Protest is important, it shakes the conscience of society, it brings people close to change, it makes them feel part of the change. And there is a good chance that the current wave of protests will lead to at least some results — perhaps even just fast track courts. But perspective is also important: we need to ask ourselves: if it had been the army in Manipur or Kashmir who had been the rapists, would we have protested in quite the same way? Very likely not, for there nationalism enters the picture. Remember Kunan Posphpora in the late nineties when the Rajasthan Rifles raped over 30 women? Even our liberal journalists found it difficult to credit that this could have happened, that the army could have been capable of this, and yet, the people of Kunan Poshpora know. Even today, women from this area find it difficult to marry — stigma has a long life. Would we have been as angry if the rape had taken place in a small town near Delhi and the victim had been Dalit? Remember Khairlanji? Why did that rape, of a mother and her daughter, gruesome, violent, heinous, and their subsequent murder not touch our consciences in quite the same way.

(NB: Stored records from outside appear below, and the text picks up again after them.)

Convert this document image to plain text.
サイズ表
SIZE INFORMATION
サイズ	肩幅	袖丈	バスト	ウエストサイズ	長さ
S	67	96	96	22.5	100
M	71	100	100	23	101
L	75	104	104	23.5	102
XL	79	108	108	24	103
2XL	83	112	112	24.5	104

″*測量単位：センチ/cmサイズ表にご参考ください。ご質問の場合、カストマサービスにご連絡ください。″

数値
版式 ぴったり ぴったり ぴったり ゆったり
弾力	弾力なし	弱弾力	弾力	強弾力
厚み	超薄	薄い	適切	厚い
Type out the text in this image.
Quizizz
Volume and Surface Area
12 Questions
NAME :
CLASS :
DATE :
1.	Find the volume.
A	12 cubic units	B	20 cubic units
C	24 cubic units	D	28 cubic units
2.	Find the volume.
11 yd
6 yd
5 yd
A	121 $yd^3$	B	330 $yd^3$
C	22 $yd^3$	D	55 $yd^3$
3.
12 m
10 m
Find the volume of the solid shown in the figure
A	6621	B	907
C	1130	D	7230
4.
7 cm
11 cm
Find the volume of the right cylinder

It is important to raise our collective voice against rape. But rape is not something that occurs by itself. It is part of the continuing and embedded violence in society that targets women on a daily basis. Let’s raise our voices against such violence and let’s ask ourselves how we, in our daily actions, in our thoughts, contribute to this, rather than assume that the solution lies with someone else. Let’s ask ourselves how we, our society, we as people, create and sustain the mindset that leads to rape, how we make our men so violent, how we insult our women so regularly, let’s ask ourselves how privilege creates violence.